PS /home/user> Get-MailboxFolderPermission -Identity mail@random-it-blog.de:\Inbox
FolderName User AccessRights SharingPermissionFlags
---------- ---- ------------ ----------------------
Inbox Default {None}
Inbox Anonymous {None}
Inbox user {ReadItems, EditOwnedItems, EditAllItems, Fo…
Outlook configuration
The last step is to add the mailbox to Outlook.
After this, the user should be able to access the new mailbox.
Adding shared mailbox to OWA
Because it came up.
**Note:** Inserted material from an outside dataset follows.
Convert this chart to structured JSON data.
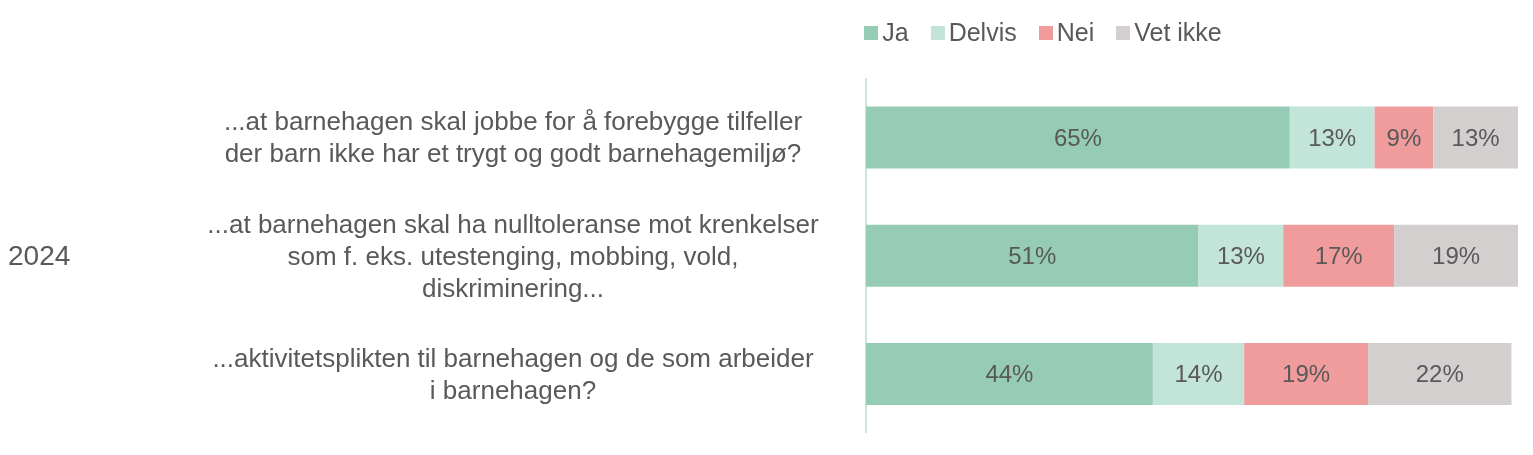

Here is how you can add the shared folder in OWA.
Right click on “folder” and “Add shared folder or mailbox”
Dear Gökhan,
did you try to open the “read-only” shared mailbox over OWA in O365?
R,
M
Hello Matija,
unfortunately it’s been to long, so I don’t remember if it works in the OWA. This setup was mainly for a customer for a specific use case in Outlook.
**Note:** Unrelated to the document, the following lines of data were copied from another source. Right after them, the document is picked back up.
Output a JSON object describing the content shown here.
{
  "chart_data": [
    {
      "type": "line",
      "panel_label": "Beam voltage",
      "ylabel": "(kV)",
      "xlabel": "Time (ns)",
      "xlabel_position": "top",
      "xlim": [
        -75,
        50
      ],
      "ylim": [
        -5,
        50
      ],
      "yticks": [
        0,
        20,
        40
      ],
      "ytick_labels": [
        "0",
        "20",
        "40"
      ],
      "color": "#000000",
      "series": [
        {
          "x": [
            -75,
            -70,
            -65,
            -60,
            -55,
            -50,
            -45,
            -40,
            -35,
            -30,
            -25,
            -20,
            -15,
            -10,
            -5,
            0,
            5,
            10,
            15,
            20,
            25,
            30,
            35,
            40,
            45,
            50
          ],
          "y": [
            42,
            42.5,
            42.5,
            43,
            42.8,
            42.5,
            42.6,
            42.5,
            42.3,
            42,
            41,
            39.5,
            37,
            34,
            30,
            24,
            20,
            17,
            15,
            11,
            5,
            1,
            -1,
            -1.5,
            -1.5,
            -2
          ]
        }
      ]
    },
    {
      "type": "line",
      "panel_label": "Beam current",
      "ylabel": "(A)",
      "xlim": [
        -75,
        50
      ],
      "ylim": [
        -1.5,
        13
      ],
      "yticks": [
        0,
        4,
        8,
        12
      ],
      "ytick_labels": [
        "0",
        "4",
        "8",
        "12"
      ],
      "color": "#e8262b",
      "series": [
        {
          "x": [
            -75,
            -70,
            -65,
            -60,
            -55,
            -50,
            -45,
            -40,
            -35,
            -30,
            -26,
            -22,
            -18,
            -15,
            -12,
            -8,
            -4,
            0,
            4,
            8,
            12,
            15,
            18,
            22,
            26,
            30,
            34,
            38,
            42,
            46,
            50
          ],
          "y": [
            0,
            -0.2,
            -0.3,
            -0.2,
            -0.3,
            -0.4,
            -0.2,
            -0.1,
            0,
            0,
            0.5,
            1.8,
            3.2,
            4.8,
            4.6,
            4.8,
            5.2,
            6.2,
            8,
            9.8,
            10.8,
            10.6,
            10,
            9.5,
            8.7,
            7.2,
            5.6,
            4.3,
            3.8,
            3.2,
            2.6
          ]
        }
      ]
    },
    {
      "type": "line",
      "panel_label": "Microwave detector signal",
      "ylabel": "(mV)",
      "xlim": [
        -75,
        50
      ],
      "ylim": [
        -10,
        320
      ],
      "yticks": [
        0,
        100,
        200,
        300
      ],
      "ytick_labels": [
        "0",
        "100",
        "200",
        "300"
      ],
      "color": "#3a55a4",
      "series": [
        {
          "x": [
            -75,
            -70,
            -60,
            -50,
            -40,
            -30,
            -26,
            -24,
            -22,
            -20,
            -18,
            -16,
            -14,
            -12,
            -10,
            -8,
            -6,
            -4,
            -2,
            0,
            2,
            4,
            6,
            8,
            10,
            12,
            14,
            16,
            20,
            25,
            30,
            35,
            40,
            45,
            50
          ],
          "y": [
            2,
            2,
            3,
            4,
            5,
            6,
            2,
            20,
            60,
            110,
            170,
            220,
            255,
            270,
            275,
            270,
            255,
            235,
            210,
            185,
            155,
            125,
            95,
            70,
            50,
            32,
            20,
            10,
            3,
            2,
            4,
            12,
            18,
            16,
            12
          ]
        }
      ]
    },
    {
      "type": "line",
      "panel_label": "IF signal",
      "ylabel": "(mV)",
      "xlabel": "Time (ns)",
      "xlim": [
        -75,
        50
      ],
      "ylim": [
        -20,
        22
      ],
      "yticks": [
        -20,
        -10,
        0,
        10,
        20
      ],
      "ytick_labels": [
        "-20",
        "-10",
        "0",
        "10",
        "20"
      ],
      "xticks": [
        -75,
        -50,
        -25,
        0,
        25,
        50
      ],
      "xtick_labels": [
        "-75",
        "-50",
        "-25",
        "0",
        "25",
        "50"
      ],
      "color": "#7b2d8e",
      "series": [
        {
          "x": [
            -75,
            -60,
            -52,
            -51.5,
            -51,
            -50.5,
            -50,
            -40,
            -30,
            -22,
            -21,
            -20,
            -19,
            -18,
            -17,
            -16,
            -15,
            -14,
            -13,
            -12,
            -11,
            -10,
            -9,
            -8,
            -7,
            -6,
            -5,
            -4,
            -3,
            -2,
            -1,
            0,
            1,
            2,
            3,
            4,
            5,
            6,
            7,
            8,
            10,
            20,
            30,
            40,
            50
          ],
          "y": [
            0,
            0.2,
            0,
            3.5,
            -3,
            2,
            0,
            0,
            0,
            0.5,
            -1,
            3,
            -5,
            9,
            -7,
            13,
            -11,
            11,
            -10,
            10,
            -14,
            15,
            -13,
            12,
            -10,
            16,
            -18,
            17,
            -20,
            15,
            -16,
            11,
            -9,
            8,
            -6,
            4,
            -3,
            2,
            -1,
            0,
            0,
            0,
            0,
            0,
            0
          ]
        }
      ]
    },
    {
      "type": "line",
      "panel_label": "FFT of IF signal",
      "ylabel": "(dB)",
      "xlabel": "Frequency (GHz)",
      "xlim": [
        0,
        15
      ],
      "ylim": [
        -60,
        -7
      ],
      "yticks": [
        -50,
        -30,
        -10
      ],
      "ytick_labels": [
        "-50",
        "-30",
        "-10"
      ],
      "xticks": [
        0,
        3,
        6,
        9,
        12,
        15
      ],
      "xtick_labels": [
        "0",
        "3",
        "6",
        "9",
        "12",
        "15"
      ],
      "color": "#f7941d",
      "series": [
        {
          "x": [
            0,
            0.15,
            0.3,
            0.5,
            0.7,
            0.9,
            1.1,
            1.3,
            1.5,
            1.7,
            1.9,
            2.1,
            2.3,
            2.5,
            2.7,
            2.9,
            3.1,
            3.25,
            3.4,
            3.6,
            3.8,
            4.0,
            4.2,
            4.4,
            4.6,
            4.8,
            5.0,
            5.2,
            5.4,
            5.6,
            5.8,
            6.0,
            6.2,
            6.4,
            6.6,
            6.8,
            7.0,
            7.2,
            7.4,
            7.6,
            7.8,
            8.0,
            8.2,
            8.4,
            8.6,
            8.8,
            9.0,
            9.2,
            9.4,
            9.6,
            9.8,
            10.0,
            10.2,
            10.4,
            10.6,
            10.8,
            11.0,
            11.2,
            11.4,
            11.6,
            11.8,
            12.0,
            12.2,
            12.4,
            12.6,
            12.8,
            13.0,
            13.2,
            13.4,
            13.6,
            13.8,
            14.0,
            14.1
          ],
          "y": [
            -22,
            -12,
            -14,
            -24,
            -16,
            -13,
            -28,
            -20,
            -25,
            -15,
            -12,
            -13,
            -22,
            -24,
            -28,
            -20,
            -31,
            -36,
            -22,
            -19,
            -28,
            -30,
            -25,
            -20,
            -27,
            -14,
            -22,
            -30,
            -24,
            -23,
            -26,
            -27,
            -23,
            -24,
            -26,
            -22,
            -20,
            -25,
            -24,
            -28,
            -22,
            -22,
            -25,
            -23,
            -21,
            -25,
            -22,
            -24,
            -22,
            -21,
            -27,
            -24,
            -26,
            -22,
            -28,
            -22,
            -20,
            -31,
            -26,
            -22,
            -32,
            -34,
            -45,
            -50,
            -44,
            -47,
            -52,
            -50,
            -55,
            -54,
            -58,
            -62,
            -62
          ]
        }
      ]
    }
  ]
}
Technically it should work though, since it’s a Exchange permission setup and not on the Outlook side.
So, I tested it and it seems to work without any problems.
What’s interesting is that I can’t even delete the attachments, which was an issue I couldn’t solve in Outlook.
To assign the mailbox, right click on “Folder” and select “Add Shared Folder”. Now you can select the shared mailbox and add it to OWA.
Mate you literally just solved my issue, I went through the steps and wasn’t finding where to add the mailbox on OWA.
Thanks everyone.
Happy to help 🙂
Thanks for the comment.
Thanks Gökhan, this is working great on Outlook and OWA but I’m having troubles to get it worked on Outlook Mobile (iOS) using the Add Shared Mailbox option (this one : https://support.microsoft.com/en-gb/office/add-a-shared-mailbox-to-outlook-mobile-f866242c-81b2-472e-8776-6c49c5473c9f ).
It keeps saying : “Authentication Failed, you may not have the rights permissions to add this mailbox or this mailbox or this mailbox doesn’t exist” but it works as soon as I grant full access permission via the Exchange admin portal… any idea why ?
thank you.
Hello Jerome,
Thank you for your comment. We don’t use iOS at all at work, not even with our customers, so I don’t have any experience with the operating system. This may be an issue with the application itself, but I’m not entirely certain.
I will see if I can try it with an Android device. I think, the applications are not identical, but maybe I can find somethin, if the same issue occurs.